The judge found the bills admissible because they "shed probative legal and factual evidence" whether the treatment was for the alleged injuries or in part due to prior impairments related to a prior disc herniation and auto accident.  The judge found under 490.715.5  any party may introduce evidence whether treatment rendered was reasonable, necessary and a proximate cause.  The defense attempted to introduce the records to differentiate the costs. The court of appeals did not conclude it was necessary to address the second point of alleged error.

The plaintiff had sought damages of $300,000. The jury returned a verdict of $25,000. 

Commission modifies denial and orders treatment for housekeeper's deQuervains.

Shegog v SSM Health
Nov. 14, 2017
ALJ  Kohner

The Commission reverses a denial of benefits and orders a temporary award to provide treatment for deQuervain's based on claimant's testimony about her job duties and medical opinion of her expert, Dr. Schlafly.

Claimant had long-standing symptoms in both arms, including a prior settlement, but the commission finds the deQuervain's a new occupational diseased despite medical opinion of her treating physician that the condition did not flow from her employment.

Claimant alleges she developed bilateral carpal tunnel syndrome and DeQuervain's tenosynovitis arising from her job duties as a housekeeper in 2012.  The employer denied the case and provided no benefits and relied upon medical opinions of Dr. Brown and Dr. Dysarz.   Claimant had worked for the employer for about a year and reports she used her hands 90% of the time. 

She underwent a right carpal tunnel release in 2012.  She treated with injection or left deQuervains.  She disputed the medical history in records documenting chronic symptoms with both hands.  She had a prior settlement in both wrists on the basis of earlier claims of carpal tunnel syndrome.  The ALJ found her credibility was "diminished" based on such inconsistencies. 
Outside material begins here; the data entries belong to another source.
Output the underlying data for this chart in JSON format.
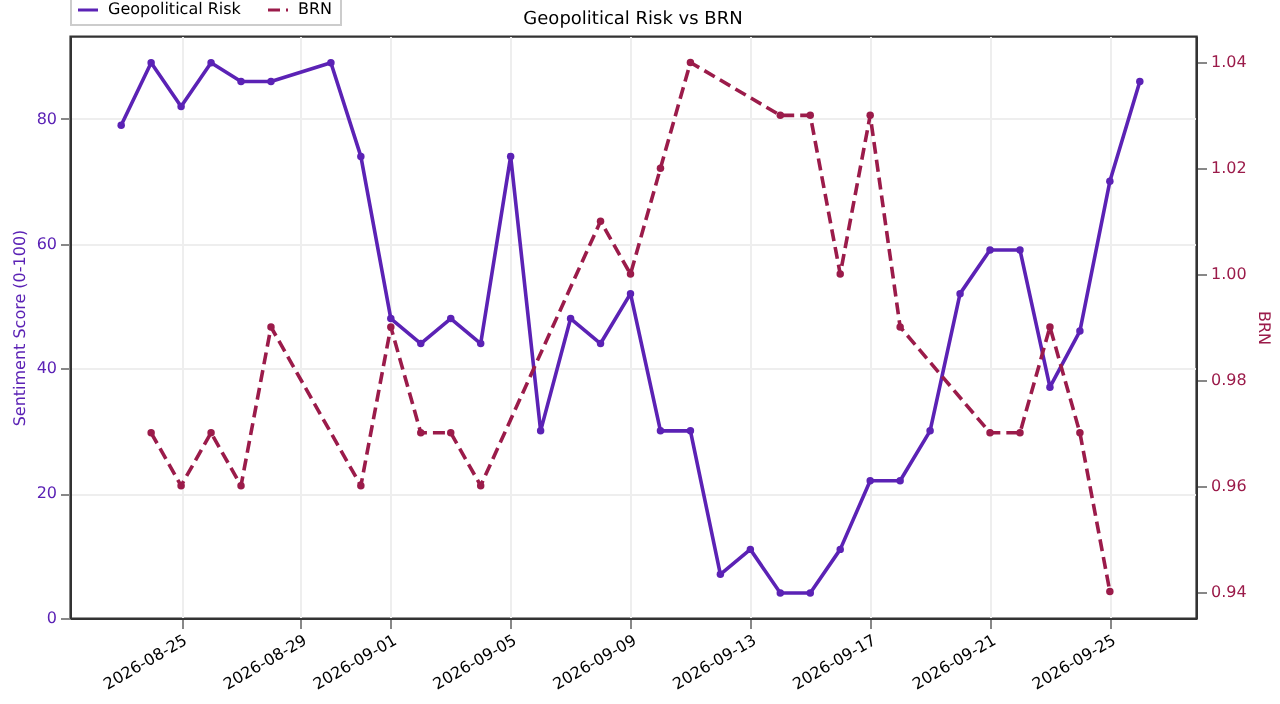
{
  "chart_data": {
    "type": "line",
    "title": "Geopolitical Risk vs BRN",
    "ylabel": "Sentiment Score (0-100)",
    "y2label": "BRN",
    "xlim": [
      "2026-08-21T07:00",
      "2026-09-27T21:00"
    ],
    "xticks": [
      "2026-08-25",
      "2026-08-29",
      "2026-09-01",
      "2026-09-05",
      "2026-09-09",
      "2026-09-13",
      "2026-09-17",
      "2026-09-21",
      "2026-09-25"
    ],
    "ylim": [
      0,
      93.3
    ],
    "yticks": [
      0,
      20,
      40,
      60,
      80
    ],
    "y2lim": [
      0.935,
      1.045
    ],
    "y2ticks": [
      0.94,
      0.96,
      0.98,
      {
        "value": 1.0,
        "label": "1.00"
      },
      1.02,
      1.04
    ],
    "grid": true,
    "legend": "top left",
    "marker": "circle",
    "series": [
      {
        "name": "Geopolitical Risk",
        "color": "#5b22b5",
        "line_style": "solid",
        "x": [
          "2026-08-23",
          "2026-08-24",
          "2026-08-25",
          "2026-08-26",
          "2026-08-27",
          "2026-08-28",
          "2026-08-30",
          "2026-08-31",
          "2026-09-01",
          "2026-09-02",
          "2026-09-03",
          "2026-09-04",
          "2026-09-05",
          "2026-09-06",
          "2026-09-07",
          "2026-09-08",
          "2026-09-09",
          "2026-09-10",
          "2026-09-11",
          "2026-09-12",
          "2026-09-13",
          "2026-09-14",
          "2026-09-15",
          "2026-09-16",
          "2026-09-17",
          "2026-09-18",
          "2026-09-19",
          "2026-09-20",
          "2026-09-21",
          "2026-09-22",
          "2026-09-23",
          "2026-09-24",
          "2026-09-25",
          "2026-09-26"
        ],
        "values": [
          79,
          89,
          82,
          89,
          86,
          86,
          89,
          74,
          48,
          44,
          48,
          44,
          74,
          30,
          48,
          44,
          52,
          30,
          30,
          7,
          11,
          4,
          4,
          11,
          22,
          22,
          30,
          52,
          59,
          59,
          37,
          46,
          70,
          86
        ]
      },
      {
        "name": "BRN",
        "color": "#9b1b4a",
        "line_style": "dashed",
        "axis": "y2",
        "x": [
          "2026-08-24",
          "2026-08-25",
          "2026-08-26",
          "2026-08-27",
          "2026-08-28",
          "2026-08-31",
          "2026-09-01",
          "2026-09-02",
          "2026-09-03",
          "2026-09-04",
          "2026-09-08",
          "2026-09-09",
          "2026-09-10",
          "2026-09-11",
          "2026-09-14",
          "2026-09-15",
          "2026-09-16",
          "2026-09-17",
          "2026-09-18",
          "2026-09-21",
          "2026-09-22",
          "2026-09-23",
          "2026-09-24",
          "2026-09-25"
        ],
        "values": [
          0.97,
          0.96,
          0.97,
          0.96,
          0.99,
          0.96,
          0.99,
          0.97,
          0.97,
          0.96,
          1.01,
          1.0,
          1.02,
          1.04,
          1.03,
          1.03,
          1.0,
          1.03,
          0.99,
          0.97,
          0.97,
          0.99,
          0.97,
          0.94
        ]
      }
    ]
  }
}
Claimant's treating physician, Dr. Dysarz, concluded that the work duties were not the prevailing factor in her carpal tunnel or deQuervain's based on her history and that he personally observed her job duties.  He noted her job description identified "frequent" lifting, carrying and pushing and pulling.

Dr. Schlafly noted in an earlier exam in 2006 that she had carpal tunnel syndrome and would probably require surgery.  At the time of his 2014 exam he recommended surgery he recommended left carpal tunnel release and left deQuervain's release. 
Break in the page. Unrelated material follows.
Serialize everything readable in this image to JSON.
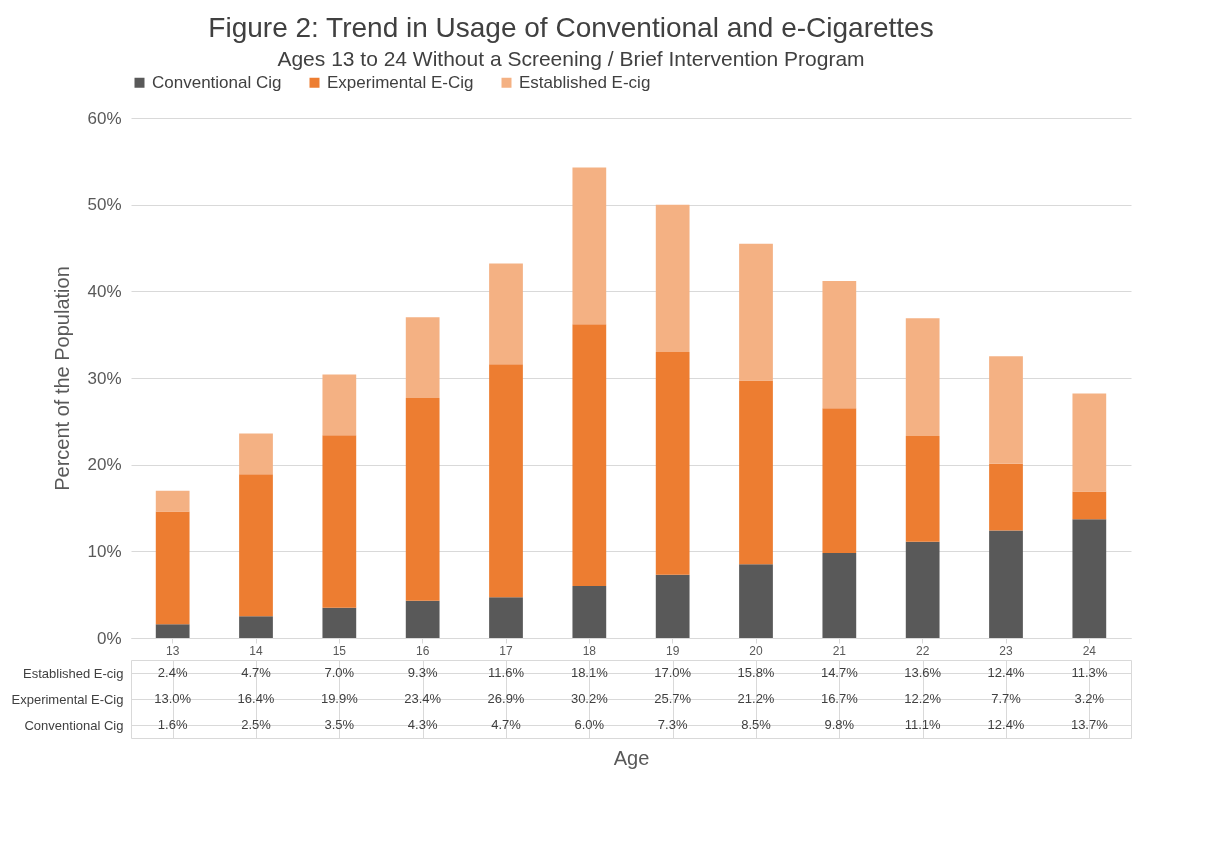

Dr. Brown concurred with the diagnosis of carpal tunnel syndrome and deQuervain's, but did not find the current employment to be the prevailing factor because the carpal tunnel was previously diagnosed in the earlier records. 

The ALJ found the defense based on statute of limitations was moot because he found the conditions were not compensable. 

The Commission found the work as a housekeeper exposed claimant to the risk of DeQuervain's, it accepted her testimony and the job description that her activities were "frequent" physical requirements of the job, and gave little weight to Dr. Dyserz's opinions about his own personal observations.  The Commission further accepted Dr. Schlafly's conclusions that there was a recognized link between hand motions in the job and the development of DeQuervain's, a conclusion that Dr. Dysarz indicated was controversial.  The commission gave little weight to Dr. Brown's "normal" exam of the wrist, when other doctors found the wrist with positive findings and Dr. Brown did not address "whether it is possible to rule out the continued existence of a left deQuervain's tenosynovitis based on a one-time negative clinical presentation." 

The Commission further addressed the statute of limitations issue that was not addressed by the ALJ and concluded that it was reasonably discoverable that an injury had been sustained. 

The Commission did not disturb the denial  of allegations of bilateral carpal tunnel syndrome.